We need entire schools dedicated to Creative and Performance Arts.  The school would be only from SS1 – SS3, with an extra optional year to get a diploma or A level. Entry would be on merit, by passing a creative equivalent of Junior WAEC; it may be a practical exam, it may be some form of audition or interview, where they can display their creative leaning/strength.  Ever seen the movie FAME( 1980 original/2009 remake), that is a great example of what I picture.

Our creative industry (music/film/tv) has the potential to be the one of the biggest generators of income, even matching oil (with solid infrastructure and legal framework). But first it needs professionals, who have shaped their natural creative talent into a craft and professionalism. 

There’s the mistaken assumption that “natural talent” is enough to form a career in the creative industry, but that thinking and attitude is why we see so many mediocre movies, with bad writing, worse actin, horrendous production values, hear shallow songs that recycle themselves. People wake up one morning at age 30, having never done anything creative In their life, and they decide they want to write, act , sing. The frightening thing is some of them because of looks, articulation or knowing someone gain entry and start a career. Watch the gag reels/auditions of any music talent show, and you will understand, the film industry also has many like those we all  tune in to laugh at on those shows.
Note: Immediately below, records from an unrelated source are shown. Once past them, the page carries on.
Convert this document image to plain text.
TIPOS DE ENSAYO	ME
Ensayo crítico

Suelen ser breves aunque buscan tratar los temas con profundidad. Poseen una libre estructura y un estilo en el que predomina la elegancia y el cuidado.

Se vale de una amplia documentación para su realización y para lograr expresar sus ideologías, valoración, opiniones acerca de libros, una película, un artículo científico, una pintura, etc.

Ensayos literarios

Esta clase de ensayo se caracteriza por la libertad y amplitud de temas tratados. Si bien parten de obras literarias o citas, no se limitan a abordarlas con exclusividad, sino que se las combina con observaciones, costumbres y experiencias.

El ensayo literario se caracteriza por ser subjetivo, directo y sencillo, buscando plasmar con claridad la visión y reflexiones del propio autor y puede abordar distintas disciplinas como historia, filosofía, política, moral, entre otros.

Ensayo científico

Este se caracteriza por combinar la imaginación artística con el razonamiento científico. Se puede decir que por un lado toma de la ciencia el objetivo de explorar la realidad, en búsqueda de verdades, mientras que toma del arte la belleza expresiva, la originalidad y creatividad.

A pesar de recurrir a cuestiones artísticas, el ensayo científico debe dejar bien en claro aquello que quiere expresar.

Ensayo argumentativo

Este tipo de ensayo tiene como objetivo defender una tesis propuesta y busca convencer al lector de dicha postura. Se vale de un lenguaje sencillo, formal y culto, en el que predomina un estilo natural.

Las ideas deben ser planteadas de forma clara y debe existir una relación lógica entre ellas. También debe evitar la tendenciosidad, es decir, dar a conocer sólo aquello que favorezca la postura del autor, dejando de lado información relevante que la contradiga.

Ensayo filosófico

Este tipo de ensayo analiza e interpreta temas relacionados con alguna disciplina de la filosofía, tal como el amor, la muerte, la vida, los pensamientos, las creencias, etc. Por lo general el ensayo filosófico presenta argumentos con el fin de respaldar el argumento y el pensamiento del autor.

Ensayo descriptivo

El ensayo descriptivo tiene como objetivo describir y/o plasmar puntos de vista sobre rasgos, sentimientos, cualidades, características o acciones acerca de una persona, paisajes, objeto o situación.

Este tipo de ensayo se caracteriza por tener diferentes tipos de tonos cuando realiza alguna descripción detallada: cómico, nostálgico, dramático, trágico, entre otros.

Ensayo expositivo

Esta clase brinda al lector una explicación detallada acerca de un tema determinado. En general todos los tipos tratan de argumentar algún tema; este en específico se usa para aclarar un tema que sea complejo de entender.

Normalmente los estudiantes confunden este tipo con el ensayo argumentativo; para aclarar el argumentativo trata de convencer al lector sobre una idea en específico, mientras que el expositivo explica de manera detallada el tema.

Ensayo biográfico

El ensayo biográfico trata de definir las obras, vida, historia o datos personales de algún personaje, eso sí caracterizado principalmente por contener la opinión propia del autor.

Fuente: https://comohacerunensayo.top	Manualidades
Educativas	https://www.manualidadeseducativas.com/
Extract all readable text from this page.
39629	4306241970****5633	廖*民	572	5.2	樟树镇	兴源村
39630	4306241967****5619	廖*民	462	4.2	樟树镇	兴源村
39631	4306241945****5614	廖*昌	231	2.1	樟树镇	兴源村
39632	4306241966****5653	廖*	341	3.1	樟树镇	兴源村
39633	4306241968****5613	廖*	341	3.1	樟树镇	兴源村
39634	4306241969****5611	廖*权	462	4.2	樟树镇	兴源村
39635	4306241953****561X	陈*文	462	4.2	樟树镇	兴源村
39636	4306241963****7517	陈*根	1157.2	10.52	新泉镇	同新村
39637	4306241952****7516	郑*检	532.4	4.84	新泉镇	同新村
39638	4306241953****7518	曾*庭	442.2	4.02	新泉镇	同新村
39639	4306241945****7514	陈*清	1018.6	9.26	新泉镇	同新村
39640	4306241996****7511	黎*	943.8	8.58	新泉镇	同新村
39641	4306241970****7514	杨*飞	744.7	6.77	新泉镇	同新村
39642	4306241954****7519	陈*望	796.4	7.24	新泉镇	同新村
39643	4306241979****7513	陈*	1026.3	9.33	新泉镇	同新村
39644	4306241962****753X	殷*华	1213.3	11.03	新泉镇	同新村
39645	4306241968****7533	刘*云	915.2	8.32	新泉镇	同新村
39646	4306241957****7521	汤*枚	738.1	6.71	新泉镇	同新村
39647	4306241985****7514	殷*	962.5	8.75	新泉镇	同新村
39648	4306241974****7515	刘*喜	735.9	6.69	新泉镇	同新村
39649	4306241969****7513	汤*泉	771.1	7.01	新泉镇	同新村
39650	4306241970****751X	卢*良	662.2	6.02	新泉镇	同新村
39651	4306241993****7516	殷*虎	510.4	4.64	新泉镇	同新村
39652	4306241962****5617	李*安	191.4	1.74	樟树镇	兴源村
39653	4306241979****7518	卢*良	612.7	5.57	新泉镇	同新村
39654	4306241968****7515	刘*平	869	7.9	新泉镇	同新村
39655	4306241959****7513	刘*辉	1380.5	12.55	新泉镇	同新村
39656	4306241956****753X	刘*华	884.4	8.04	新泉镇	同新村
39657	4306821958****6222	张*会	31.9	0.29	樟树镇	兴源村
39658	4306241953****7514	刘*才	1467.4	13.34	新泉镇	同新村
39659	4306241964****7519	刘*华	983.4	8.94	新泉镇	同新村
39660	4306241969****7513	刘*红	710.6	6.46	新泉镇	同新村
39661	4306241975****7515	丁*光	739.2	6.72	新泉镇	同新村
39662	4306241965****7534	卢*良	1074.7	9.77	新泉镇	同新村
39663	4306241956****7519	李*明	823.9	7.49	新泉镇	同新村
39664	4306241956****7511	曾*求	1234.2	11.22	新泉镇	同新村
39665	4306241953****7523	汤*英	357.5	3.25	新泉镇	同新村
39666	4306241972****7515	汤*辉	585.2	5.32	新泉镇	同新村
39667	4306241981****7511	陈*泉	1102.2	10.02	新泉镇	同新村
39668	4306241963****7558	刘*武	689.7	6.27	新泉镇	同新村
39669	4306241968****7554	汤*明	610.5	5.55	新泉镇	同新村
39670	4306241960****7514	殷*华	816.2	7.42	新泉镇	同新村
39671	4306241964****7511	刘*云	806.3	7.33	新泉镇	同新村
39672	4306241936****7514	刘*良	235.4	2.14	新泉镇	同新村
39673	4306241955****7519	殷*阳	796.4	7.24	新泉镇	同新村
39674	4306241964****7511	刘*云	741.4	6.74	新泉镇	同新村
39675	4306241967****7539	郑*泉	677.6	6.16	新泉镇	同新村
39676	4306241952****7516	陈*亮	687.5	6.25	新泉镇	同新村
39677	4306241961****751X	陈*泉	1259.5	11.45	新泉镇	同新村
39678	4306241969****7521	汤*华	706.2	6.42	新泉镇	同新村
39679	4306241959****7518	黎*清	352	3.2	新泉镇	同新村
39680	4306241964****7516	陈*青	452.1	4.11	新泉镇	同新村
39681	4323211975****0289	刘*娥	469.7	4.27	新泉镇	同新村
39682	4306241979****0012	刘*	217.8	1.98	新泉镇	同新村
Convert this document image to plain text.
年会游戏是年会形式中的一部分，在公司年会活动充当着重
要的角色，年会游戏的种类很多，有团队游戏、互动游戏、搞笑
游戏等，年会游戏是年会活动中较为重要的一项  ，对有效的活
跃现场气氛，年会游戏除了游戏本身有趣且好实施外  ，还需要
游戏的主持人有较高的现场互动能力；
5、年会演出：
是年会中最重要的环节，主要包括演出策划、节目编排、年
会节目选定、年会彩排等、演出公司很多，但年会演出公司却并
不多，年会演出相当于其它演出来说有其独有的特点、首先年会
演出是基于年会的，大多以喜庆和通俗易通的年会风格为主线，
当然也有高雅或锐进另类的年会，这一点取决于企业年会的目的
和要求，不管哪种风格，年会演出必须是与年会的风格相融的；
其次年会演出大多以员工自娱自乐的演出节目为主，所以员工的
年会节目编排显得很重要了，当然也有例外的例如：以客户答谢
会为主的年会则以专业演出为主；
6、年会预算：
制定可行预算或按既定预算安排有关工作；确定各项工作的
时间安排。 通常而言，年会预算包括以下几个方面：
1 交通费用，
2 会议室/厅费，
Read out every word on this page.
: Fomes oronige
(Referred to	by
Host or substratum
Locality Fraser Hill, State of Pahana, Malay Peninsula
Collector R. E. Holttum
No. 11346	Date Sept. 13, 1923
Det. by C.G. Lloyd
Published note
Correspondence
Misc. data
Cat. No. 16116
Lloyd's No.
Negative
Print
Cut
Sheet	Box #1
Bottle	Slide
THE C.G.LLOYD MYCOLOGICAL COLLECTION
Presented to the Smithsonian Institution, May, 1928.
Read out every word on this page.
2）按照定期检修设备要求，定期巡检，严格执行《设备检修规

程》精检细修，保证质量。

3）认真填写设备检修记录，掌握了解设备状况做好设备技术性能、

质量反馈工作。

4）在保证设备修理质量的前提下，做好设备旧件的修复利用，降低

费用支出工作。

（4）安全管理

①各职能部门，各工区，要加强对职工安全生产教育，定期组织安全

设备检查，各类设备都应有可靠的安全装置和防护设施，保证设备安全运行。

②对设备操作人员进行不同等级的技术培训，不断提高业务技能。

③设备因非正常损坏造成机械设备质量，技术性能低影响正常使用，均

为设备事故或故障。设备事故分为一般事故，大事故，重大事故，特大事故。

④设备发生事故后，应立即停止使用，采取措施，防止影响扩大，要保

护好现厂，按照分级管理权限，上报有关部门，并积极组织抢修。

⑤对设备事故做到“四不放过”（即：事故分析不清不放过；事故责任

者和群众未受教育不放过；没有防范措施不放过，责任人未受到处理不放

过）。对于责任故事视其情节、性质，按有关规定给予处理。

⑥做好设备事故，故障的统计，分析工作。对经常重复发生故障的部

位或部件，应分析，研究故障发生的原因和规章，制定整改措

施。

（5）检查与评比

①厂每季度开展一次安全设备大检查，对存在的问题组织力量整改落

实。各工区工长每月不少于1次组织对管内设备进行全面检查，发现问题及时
Take a look at any really gifted American  actor or singer under the age of 35,from Ryan Gosling to Justin Timberlake, from Michael B Jordan to Chris Brown and you will discover that they had been shaping and harnessing their talent from pre- teen days, into the skill that they are currently use to make a fortune. Many had coaches, belonged to talent clubs, some attended performance arts schools, or if they went to regular schools were involved in creative extra-curricular activities.  From their formative years they started to pursue, harness and shape their talent into skill. So why  re-invent the wheel?

The creative industry is growing every day resulting in actors and performing artists from the US and UK relocate home to seek a career. Banky W, Tiwa Savage, Seyi Shay are examples of those that have returned for the music industry and experienced great success. Beverly Naya, Kc Ejelonu,Uru Eke and others have gotten a warm reception in Nollywood . But as the next generation prepares to enter the creative world, they need a lot more preparation that a lot of us had. If we are to take our creative industries to the next level  of global relevance, we need to re think how creativity is nutured.